The Mini didn’t fail because it was too small. It failed because it wasn’t small enough.
I want a small phone that I can use single-handedly. A smaller screen is a tradeoff. The Mini had the disadvantage of a smaller screen plus the disadvantage of not being usable with a single hand. Because of that, I never bought one - if I’m going to be handicapped anyway, I’d rather have a larger screen.
I've never seen a preference like this, in real life. Usually the thing closest to what you want is the preferred option. You're suggesting there's a hump in the preference curve, pushing people away from their preference, buying a larger phone than the smallest, when they "want" a smaller one.
I have trouble believing this is true. Do you have any other example of this type of preference curve? I suppose the "uncanny valley" may be one, but that seems more understandable.

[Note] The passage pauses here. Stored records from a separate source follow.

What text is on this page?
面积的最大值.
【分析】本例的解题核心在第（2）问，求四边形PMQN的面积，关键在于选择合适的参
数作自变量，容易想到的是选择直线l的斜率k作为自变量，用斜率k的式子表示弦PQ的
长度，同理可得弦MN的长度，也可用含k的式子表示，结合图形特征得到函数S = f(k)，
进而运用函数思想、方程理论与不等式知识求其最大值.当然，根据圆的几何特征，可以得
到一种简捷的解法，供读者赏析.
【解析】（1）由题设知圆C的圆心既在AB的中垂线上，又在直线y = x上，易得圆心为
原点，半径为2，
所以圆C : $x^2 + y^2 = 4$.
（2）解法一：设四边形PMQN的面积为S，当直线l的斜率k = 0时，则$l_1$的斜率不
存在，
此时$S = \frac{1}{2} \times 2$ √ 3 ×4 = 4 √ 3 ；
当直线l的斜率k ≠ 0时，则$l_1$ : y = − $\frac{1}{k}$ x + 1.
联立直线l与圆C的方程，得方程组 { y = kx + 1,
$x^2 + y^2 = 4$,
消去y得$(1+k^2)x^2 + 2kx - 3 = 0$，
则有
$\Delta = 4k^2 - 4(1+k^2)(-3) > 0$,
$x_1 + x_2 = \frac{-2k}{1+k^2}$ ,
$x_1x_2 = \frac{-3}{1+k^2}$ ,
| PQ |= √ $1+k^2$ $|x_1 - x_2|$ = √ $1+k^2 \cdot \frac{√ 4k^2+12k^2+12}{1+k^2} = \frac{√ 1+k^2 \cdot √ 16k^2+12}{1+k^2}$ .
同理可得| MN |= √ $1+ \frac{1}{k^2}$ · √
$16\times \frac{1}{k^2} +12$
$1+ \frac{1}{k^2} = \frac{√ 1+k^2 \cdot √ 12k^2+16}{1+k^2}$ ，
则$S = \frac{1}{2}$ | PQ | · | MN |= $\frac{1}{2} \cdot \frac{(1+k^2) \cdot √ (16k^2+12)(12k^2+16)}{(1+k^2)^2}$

Small phone vs. larger phone is a very simple tradeoffs calculation.
Large phone: good screen, bad ergonomics
Small phone: small (thus worse) screen, best ergonomics
I'm willing to pick the second option above.
Unfortunately the Mini is somewhere in the middle: smaller screen than the larger phone - thus worse in that aspect -, combined with worse ergonomics than an actually small phone. It's the worst of both worlds.
I don't know about other things, but ever since the iPhone 5 I've been wanting another model that I could use with a single hand. The Mini was never that, so why would I sacrifice a good feature (larger screen) for... nothing in return?
The iPhone Mini size isn't to bad, but I agree to some extent - I think perfect size phone for me would be about original iPhone SE size. It could have a 5" screen if you made it edge-to-edge (for ref the iPhone Mini has a 5.4" screen).
Actually, yes. The mini already has limited space to work with, they had already to shrink the MB, the battery. It would take much more effort to put a pro camera into it. Also those camera do heat up.
Personally, i think the camera setup on ip13mini is fine.
This is a very funny typo, considering the topic at hand.
But yeah, I think I stopped being happy with phone sizes when they started going beyond 4" or so. It's hilarious to me that they can make a phone that's ~5.5" and call it "mini".
I'm an Android guy, and had high hopes for https://smallandroidphone.com/, but the guy who was originally driving it is running his resurrected Pebble company now, and there's been basically no useful activity in the Discord for at least a couple years now, so I assume it's dead.
Insightful! That's a great point: A period where a lot of people (especially the average-higher-income Apple demographic) were more likely to be sitting at home all day. Having a phone that is heavy and barely pocketable is nbd if you just have it sit on the coffee table or desk all day.
> I think women especially do not want a small phone because they carry it in a purse anyway
Yeah, I've noticed this. Many women also wear clothing where they either have no pockets at all, or the pockets are more decorative than functional, small enough that a truly small phone would have trouble fitting (certainly not the 5.5" iPhone "mini", which is hardly mini at all).
I honestly think they didn't sell well because they were called 'mini'. They should have just marketed them as the base level iPhone and it might have had a chance.